If you want to run your own origin server, you'll also need my hacked up s2n, which you can get with:
git clone https://git.thejh.net/git/s2n-tls.git
cd s2n-tls
git checkout true-keyless
S2N_LIBCRYPTO=openssl-1.1.1 BUILD_S2N=true GCC_VERSION=10 codebuild/bin/s2n_codebuild.sh # or something like this, idk, might depend on your system
Then you can edit the Makefile
of the true-keyless project to point to the right path for s2n, and build all of true-keyless with make
.
To change which files are served, edit the precooked_responses
table in common.h
. Note that the listed files must contain complete HTTP/1.0 responses with headers!
You'll also need your own TLS certificate chain and key.
As described above, we can't use TLS 1.3 because it has no cipher suites with the right properties. But if we had some classic encryption+HMAC cipher suite in TLS/1.3, then we could do the following:
One amazing feature in TLS 1.3 that does not really exist in TLS 1.2 is that it's possible to just rekey in the sending direction without any round trips - you just send a KeyUpdate
message and that's it. This means the origin server could sandwich any CDN content between two KeyUpdate
messages, and then embed secrets in other parts of the response that the CDN server wouldn't be able to decrypt.
So if we had compatible cipher suites in TLS 1.3, you could use a templating language for HTML and let the CDN inject the static parts of the template while letting the origin server insert the dynamic parts such that the CDN can't decrypt them! That'd be neat, huh? The TLS spec folks should totally add an encryption+HMAC cipher suite extension to TLS 1.3. It'd be great. (See disclaimer at the top, not a cryptographer, yadda yadda.)

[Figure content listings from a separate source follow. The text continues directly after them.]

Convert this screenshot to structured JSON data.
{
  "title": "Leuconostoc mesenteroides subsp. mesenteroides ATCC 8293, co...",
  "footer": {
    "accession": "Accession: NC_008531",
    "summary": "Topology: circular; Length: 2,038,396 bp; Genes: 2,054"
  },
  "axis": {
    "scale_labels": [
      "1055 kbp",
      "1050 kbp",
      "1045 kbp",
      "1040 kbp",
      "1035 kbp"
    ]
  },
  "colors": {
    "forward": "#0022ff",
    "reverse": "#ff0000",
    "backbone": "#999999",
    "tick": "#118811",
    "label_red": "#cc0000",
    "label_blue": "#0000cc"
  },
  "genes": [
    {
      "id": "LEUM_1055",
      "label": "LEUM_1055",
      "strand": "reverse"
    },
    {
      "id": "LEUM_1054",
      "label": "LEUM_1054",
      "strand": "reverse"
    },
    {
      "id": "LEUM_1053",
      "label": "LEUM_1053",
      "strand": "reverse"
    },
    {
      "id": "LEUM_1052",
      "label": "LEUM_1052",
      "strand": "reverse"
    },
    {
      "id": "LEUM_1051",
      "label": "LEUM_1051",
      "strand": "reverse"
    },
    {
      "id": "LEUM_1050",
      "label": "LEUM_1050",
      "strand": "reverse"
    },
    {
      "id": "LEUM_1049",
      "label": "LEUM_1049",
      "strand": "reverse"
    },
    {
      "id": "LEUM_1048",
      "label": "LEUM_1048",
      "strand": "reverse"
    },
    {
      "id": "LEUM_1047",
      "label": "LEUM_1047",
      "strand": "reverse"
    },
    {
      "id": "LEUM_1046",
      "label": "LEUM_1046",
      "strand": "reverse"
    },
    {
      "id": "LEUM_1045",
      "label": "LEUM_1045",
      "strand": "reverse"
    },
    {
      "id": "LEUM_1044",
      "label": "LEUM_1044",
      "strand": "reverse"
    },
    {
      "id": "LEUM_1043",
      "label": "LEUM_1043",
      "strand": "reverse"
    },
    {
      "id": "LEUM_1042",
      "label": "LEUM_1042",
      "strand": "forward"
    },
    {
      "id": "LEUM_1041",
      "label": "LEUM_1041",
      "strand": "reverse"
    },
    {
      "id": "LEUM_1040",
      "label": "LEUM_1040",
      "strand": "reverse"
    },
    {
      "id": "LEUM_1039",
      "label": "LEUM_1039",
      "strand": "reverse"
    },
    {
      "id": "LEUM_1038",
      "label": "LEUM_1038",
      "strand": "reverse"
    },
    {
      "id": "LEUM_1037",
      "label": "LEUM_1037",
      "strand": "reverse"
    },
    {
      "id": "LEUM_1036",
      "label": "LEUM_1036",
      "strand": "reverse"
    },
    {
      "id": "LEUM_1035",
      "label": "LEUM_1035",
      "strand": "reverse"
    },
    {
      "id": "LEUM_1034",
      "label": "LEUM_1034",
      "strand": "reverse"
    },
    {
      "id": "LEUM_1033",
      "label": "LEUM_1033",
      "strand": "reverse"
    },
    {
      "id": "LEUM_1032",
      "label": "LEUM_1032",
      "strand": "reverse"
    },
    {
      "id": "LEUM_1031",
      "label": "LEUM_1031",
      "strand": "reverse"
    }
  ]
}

Of course the ultimately helpful cipher suite for this would be one that takes two encryption keys in addition to the HMAC key (like CTR+HMAC except you replace the block cipher invocation with two invocations with different keys and XOR their outputs), where one of the keys can be freely set by the sending peer. Then you could have encrypted user content stored in an untrusted CDN, without the CDN being able to read it. The user can authenticate using request headers or request parameters to the origin server as normal (all communication in the uplink direction is completely secret from the CDN), and the server could set the inner encryption key to the key used to encrypt the CDN-cached file and instruct the CDN to inject the pre-encrypted user content while applying the outer layer of encryption.